My Voyager group watched "Lineage" which started with an interesting premise but was horribly written in terms of the characters. The Yankees were already beating the Guardians by the time we finished, and before the end of the ninth inning, we had put on Lonely Planet, which has an uneven script and underdeveloped characters, but Laura Dern and Liam Hemsworth are enjoyable in it and Morocco is beautiful. Here is James Joyce Tower, with explanations in the comments:
"Stately, plump Buck Mulligan came from the stairhead, bearing a bowl of lather on which a mirror and a razor lay crossed."
"Solemnly he came forward and mounted the round gunrest. He faced about and blessed gravely thrice the tower, the surrounding country and the awaking mountains."
Those lines are from the opening paragraphs of Ulysses, set on the roof of this tower.
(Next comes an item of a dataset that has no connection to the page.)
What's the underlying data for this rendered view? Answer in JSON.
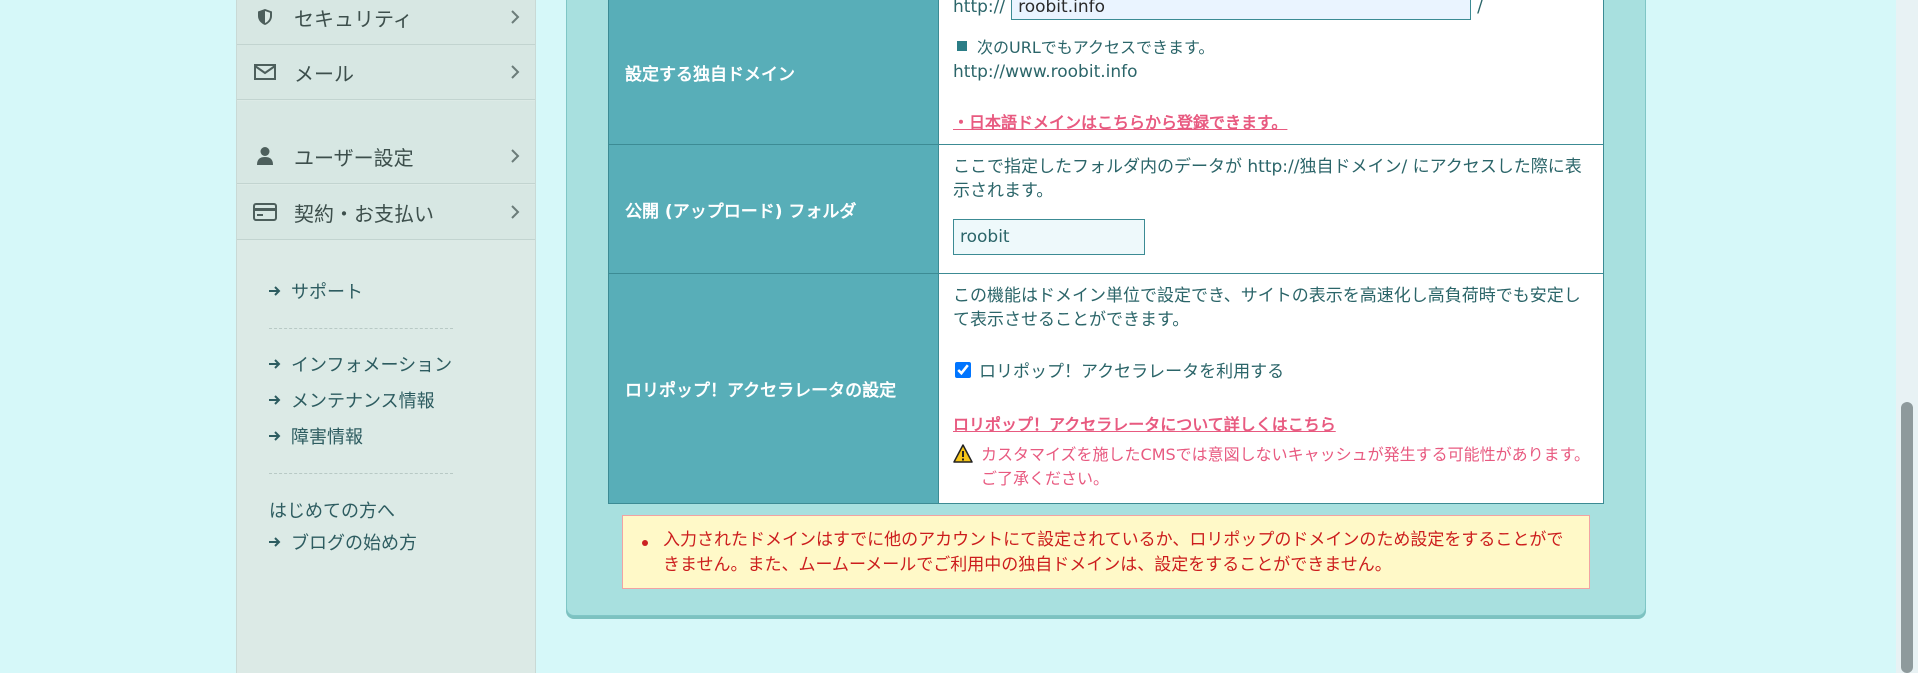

This is the first edition currently at the tower museum, published by Sylvia Beach after it was serialized in The Little Review.
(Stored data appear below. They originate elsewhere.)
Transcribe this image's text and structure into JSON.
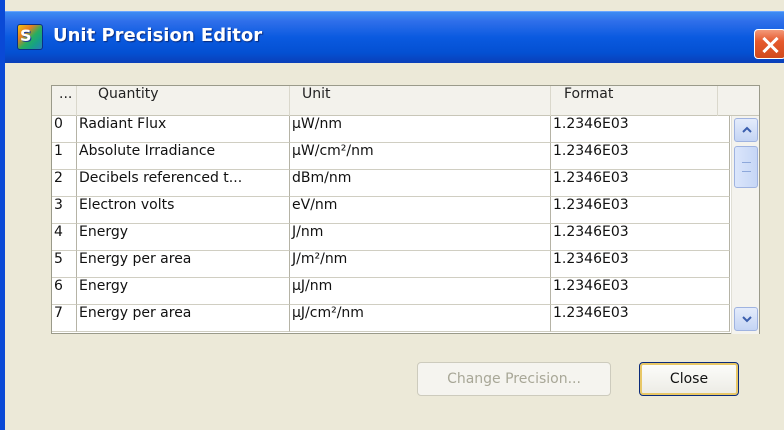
{
  "window": {
    "title": "Unit Precision Editor",
    "app_icon_text": "S",
    "colors": {
      "titlebar": "#0a5ae0",
      "close": "#e65a2e",
      "face": "#ece9d8"
    }
  },
  "table": {
    "columns": [
      "...",
      "Quantity",
      "Unit",
      "Format"
    ],
    "rows": [
      {
        "idx": "0",
        "quantity": "Radiant Flux",
        "unit": "μW/nm",
        "format": "1.2346E03"
      },
      {
        "idx": "1",
        "quantity": "Absolute Irradiance",
        "unit": "μW/cm²/nm",
        "format": "1.2346E03"
      },
      {
        "idx": "2",
        "quantity": "Decibels referenced t...",
        "unit": "dBm/nm",
        "format": "1.2346E03"
      },
      {
        "idx": "3",
        "quantity": "Electron volts",
        "unit": "eV/nm",
        "format": "1.2346E03"
      },
      {
        "idx": "4",
        "quantity": "Energy",
        "unit": "J/nm",
        "format": "1.2346E03"
      },
      {
        "idx": "5",
        "quantity": "Energy per area",
        "unit": "J/m²/nm",
        "format": "1.2346E03"
      },
      {
        "idx": "6",
        "quantity": "Energy",
        "unit": "μJ/nm",
        "format": "1.2346E03"
      },
      {
        "idx": "7",
        "quantity": "Energy per area",
        "unit": "μJ/cm²/nm",
        "format": "1.2346E03"
      }
    ]
  },
  "buttons": {
    "change_precision": "Change Precision...",
    "close": "Close"
  },
  "icons": {
    "app": "app-logo-icon",
    "close": "close-icon",
    "scroll_up": "chevron-up-icon",
    "scroll_down": "chevron-down-icon"
  }
}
This is the living area of the tower, where Joyce himself lived as a guest of his friend Oliver St. John Gogarty.
Joyce departed very abruptly after an incident in which Richard Trench, who was also staying with Gogarty, woke after a nightmare about a panther and fired his handgun, leading to bullets ricocheting off the pots and pans over where Joyce was sleeping.
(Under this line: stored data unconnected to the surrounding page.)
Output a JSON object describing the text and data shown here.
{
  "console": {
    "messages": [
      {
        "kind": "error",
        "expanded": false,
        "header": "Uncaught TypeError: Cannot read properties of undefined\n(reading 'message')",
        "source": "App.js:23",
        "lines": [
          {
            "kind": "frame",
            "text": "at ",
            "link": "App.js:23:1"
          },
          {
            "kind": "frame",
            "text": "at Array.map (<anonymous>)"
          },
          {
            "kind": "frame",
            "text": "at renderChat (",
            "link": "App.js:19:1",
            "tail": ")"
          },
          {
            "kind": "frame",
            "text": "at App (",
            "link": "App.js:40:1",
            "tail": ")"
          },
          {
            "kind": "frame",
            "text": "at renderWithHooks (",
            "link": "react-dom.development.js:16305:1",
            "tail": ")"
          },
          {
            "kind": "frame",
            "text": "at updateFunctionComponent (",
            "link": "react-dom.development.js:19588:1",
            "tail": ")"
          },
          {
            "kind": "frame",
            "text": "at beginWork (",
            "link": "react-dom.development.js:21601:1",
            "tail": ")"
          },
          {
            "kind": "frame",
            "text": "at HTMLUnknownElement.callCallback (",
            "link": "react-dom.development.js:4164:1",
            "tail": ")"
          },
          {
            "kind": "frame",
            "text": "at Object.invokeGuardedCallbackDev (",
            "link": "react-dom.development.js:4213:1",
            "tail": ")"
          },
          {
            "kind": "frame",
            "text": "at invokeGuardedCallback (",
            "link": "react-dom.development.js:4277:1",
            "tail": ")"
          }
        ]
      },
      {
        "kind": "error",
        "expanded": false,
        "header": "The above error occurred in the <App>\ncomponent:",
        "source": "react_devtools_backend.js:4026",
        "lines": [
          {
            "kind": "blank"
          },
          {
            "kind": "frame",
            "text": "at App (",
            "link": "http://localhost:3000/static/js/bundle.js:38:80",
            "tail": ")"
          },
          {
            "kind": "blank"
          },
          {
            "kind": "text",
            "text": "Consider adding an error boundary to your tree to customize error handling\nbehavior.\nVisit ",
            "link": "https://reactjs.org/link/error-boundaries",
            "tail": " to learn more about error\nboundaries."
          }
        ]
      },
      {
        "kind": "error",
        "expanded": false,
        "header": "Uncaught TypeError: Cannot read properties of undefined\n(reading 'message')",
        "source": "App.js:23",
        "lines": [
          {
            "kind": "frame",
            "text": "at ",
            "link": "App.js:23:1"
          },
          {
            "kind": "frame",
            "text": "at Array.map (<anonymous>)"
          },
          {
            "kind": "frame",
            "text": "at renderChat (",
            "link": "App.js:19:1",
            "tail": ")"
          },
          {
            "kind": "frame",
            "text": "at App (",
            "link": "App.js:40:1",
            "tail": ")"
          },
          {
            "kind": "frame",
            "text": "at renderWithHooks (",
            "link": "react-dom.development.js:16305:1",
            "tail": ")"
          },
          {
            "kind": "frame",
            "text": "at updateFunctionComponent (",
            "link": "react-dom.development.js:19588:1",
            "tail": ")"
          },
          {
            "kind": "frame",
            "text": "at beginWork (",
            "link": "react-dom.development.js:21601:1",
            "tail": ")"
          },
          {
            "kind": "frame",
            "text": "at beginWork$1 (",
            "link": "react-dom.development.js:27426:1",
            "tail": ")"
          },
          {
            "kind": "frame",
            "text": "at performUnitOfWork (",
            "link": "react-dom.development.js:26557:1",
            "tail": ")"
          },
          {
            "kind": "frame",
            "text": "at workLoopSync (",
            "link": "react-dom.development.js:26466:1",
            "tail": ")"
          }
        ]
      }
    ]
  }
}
Joyce described the dark, smoky room in the tower in Ulysses and wrote a character based on Trench in the novel.
"The cold domed room of the tower waits. Through the barbacans the shafts of light are moving ever, slowly ever as my feet are sinking, creeping duskward over the dial floor. Blue dusk, nightfall, deep blue night. In the darkness of the dome they wait, their pushedback chairs, my obelisk valise, around a board of abandoned platters."